Der Tag danach - Weiterbeschäftigung. Anspruch des Arbeitnehmers nach Ablauf der Kündigungsfrist?
Veröffentlicht in der Tageszeitung "Darmstäder Echo" am 20.08.2005
Erhält der Arbeitnehmer eine Kündigung, so hat er grundsätzlich bis zum Ablauf der Kündigungsfrist einen vertraglichen Beschäftigungsanspruch, auf den er je nach Sachlage aus prozesstaktischen Erwägungen nicht leichtfertig verzichten sollte (vgl. Beitrag vom 13. August 2005).
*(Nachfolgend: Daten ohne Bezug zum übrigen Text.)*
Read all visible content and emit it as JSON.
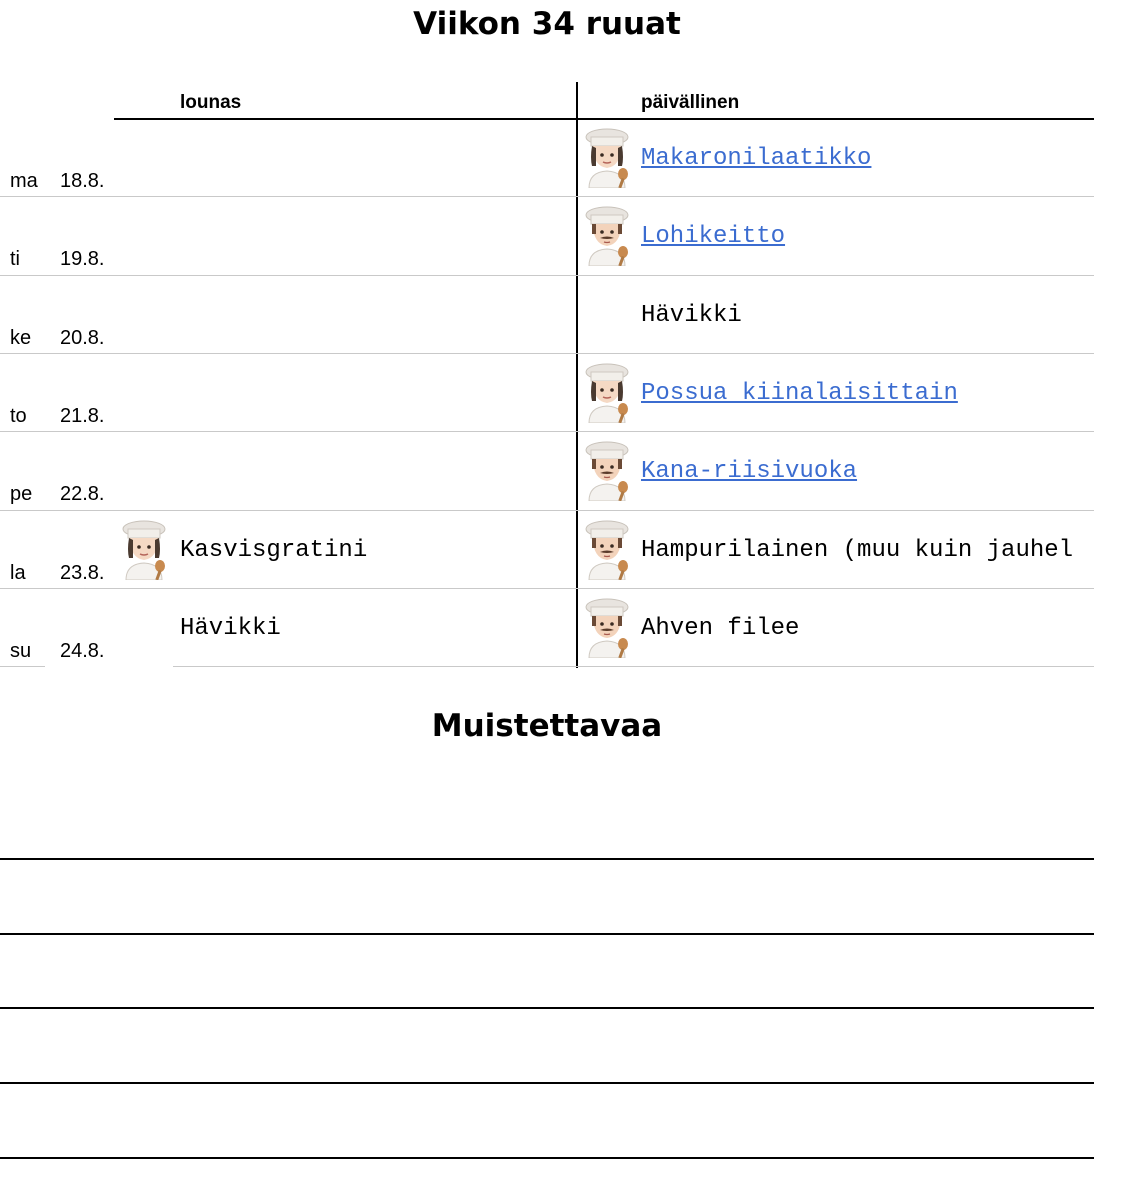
{
  "title": "Viikon 34 ruuat",
  "columns": {
    "lunch": "lounas",
    "dinner": "päivällinen"
  },
  "days": [
    {
      "day": "ma",
      "date": "18.8.",
      "lunch": null,
      "dinner": {
        "text": "Makaronilaatikko",
        "link": true,
        "cook": "woman-cook-icon"
      }
    },
    {
      "day": "ti",
      "date": "19.8.",
      "lunch": null,
      "dinner": {
        "text": "Lohikeitto",
        "link": true,
        "cook": "man-cook-icon"
      }
    },
    {
      "day": "ke",
      "date": "20.8.",
      "lunch": null,
      "dinner": {
        "text": "Hävikki",
        "link": false,
        "cook": null
      }
    },
    {
      "day": "to",
      "date": "21.8.",
      "lunch": null,
      "dinner": {
        "text": "Possua kiinalaisittain",
        "link": true,
        "cook": "woman-cook-icon"
      }
    },
    {
      "day": "pe",
      "date": "22.8.",
      "lunch": null,
      "dinner": {
        "text": "Kana-riisivuoka",
        "link": true,
        "cook": "man-cook-icon"
      }
    },
    {
      "day": "la",
      "date": "23.8.",
      "lunch": {
        "text": "Kasvisgratini",
        "link": false,
        "cook": "woman-cook-icon"
      },
      "dinner": {
        "text": "Hampurilainen (muu kuin jauhel",
        "link": false,
        "cook": "man-cook-icon"
      }
    },
    {
      "day": "su",
      "date": "24.8.",
      "lunch": {
        "text": "Hävikki",
        "link": false,
        "cook": null
      },
      "dinner": {
        "text": "Ahven filee",
        "link": false,
        "cook": "man-cook-icon"
      }
    }
  ],
  "notes_title": "Muistettavaa"
}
In der Praxis stellt sich immer wieder die Frage, wie es für die Zeit nach Ablauf der Kündigungsfrist aussieht. Muss der Arbeitgeber den Arbeitnehmer auch über den Ablauf der Kündigungsfrist beschäftigen, wenn dieser sich mit einer Kündigungsschutzklage gegen die Kündigung wehrt? In rechtlicher Hinsicht gibt es zwei Antworten auf diese Frage: Existiert ein Betriebsrat, so hat dieser im Rahmen seines Mitbestimmungsrechts nach § 102 Betriebsverfassungsgesetz die Möglichkeit, einer Kündigung aus den gesetzlich geregelten Gründen zu widersprechen. Macht er von dieser Möglichkeit Gebrauch, so folgt allein hieraus schon ein Anspruch des gekündigten Arbeitnehmers über den Tag der Kündigungsfrist im Betrieb verbleiben zu dürfen. Dieser sog. betriebsverfassungsrechtliche Weiterbeschäftigungsanspruch gilt zunächst unabhängig von der Wirksamkeit einer Kündigung und wird erst dann beseitigt, wenn über die Kündigung rechtskräftig entschieden ist. Dies kann bei der Durchführung eines Berufungsverfahrens erfahrungsgemäß ein bis zwei Jahre dauern, bei einem Revisionsverfahren sogar noch länger. Der Betriebsrat kann folglich dem Arbeitnehmer einen ganz erheblichen Prozessvorteil verschaffen. Voraussetzung ist jedoch, dass der Betriebsrat seinen Widerspruch sorgfältig und nicht lediglich pauschal begründet hat.
Existiert kein Betriebsrat, so ist der Arbeitnehmer zwar etwas schlechter gestellt, aber nicht völlig hilflos. Unter bestimmten Voraussetzungen erkennen die Arbeitsgerichte bei schwebenden Kündigungsschutzverfahren einen sog. allgemeinen Weiterbeschäftigungsanspruch an. Ist die vom Arbeitgeber ausgesprochene Kündigung offensichtlich unwirksam (z.B. bei Kündigung eines Schwerbehinderten ohne Zustimmung des Integrationsamtes), so besteht der Beschäftigungsanspruch des Arbeitnehmers auch über den Ablauf der Kündigungsfrist fort. Bei Kündigungen, die nicht offensichtlich unwirksam sind, ist hingegen zu unterscheiden: Bis zu einer erstinstanzlichen Entscheidung über die Kündigung besteht zunächst kein Weiterbeschäftigungsanspruch, da von den Arbeitsgerichten gewissermaßen unterstellt wird, dass die ausgesprochene Kündigung rechtswirksam ist und der Arbeitgeber ein schützenswertes Interesse daran hat, den Arbeitnehmer nicht weiterbeschäftigen zu müssen. Dieses Ergebnis wird dann aber umgekehrt, wenn aus einem erstinstanzlichen Urteil die Unwirksamkeit der Kündigung hervorgeht. In diesem Fall überwiegt das Interesse des Arbeitnehmers an seiner tatsächlichen Beschäftigung. Hat der Arbeitnehmer in der ersten Instanz gewonnen, so muss ihn der Arbeitgeber auf der Grundlage des für ihn günstigen Urteils bis zur rechtskräftigen Entscheidung weiterbeschäftigen.